A white-hat hacker found a way to get into the French government’s newly launched, secure encrypted messaging app that was otherwise can only be accessed by officials and politicians with email accounts associated with the government identities.
Dubbed “Tchap,” the end-to-end encrypted, open source messaging app has been created by the French government with an aim to keep their officials, parliamentarians and ministers data on servers inside the country over concerns that foreign agencies could use other services to spy on their communications.
The Tchap app is built using the Riot client, an open source instant messaging software that implements self-hostable Matrix protocol for end-to-end encrypted communication.
Yes, it’s the same “Riot and Matrix” that was in the news earlier this week after an unknown hacker breaks into its servers and successfully stole unencrypted private messages, password hashes, access tokens, and GPG keys the project maintainers used for signing packages.
The cyber attack on Matrix was so serious that it eventually forced its maintainers to shut down the entire production infrastructure of the service for several hours and log all users out of Matrix.org.

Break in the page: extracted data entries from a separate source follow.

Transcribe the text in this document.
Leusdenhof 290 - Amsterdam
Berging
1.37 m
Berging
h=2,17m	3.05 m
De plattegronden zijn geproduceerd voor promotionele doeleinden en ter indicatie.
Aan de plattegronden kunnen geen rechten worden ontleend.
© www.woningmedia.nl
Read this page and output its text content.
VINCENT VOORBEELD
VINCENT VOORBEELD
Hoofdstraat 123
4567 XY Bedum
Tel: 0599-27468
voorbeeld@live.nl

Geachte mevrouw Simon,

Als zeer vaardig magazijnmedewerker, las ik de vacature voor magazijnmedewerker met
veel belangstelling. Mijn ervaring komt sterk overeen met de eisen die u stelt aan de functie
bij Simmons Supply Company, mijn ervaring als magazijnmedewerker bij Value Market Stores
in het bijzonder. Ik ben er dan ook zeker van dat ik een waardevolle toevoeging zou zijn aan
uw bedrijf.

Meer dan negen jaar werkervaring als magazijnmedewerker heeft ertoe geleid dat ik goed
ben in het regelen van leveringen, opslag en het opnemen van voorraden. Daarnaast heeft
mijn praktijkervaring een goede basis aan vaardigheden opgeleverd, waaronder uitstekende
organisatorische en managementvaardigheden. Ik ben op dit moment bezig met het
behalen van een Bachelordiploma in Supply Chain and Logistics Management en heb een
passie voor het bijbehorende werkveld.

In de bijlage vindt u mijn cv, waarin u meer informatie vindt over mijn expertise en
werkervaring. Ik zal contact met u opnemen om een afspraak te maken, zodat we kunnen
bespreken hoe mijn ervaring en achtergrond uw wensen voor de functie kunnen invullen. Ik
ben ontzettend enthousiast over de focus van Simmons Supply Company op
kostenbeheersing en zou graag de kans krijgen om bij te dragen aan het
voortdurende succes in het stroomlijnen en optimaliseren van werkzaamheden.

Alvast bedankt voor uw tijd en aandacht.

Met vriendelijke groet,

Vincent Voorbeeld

Though the Tchap app is available on Google Play Store and can be downloaded by anyone, users who have a government-issued email account, for example, @gouv.fr or @elysee.fr, are the only one who can sign-up and access it.
However, Robert Baptiste, a French security researcher who is better known by his Twitter username Elliot Alderson, found a security loophole that could allow anyone to sign up an account with the Tchap app and access groups and channels without requiring an official email address.
In a blog post published today, Robert demonstrated how he was able to create an account with the service using a regular email ID by exploiting a potential email validation bug in the Tchap’s Android app.
“I modified email to firstname.lastname@example.org@email@example.com. Bingo! I received an email from Tchap, I was able to validate my account!” Robert says.
“I am logged as an Elysée employee, and I had access to the public rooms.”
Robert notified his findings to the Matrix team, who quickly released a patch update to fix the issue, which according to the team, was specific only to the DINSIC matrix deployment.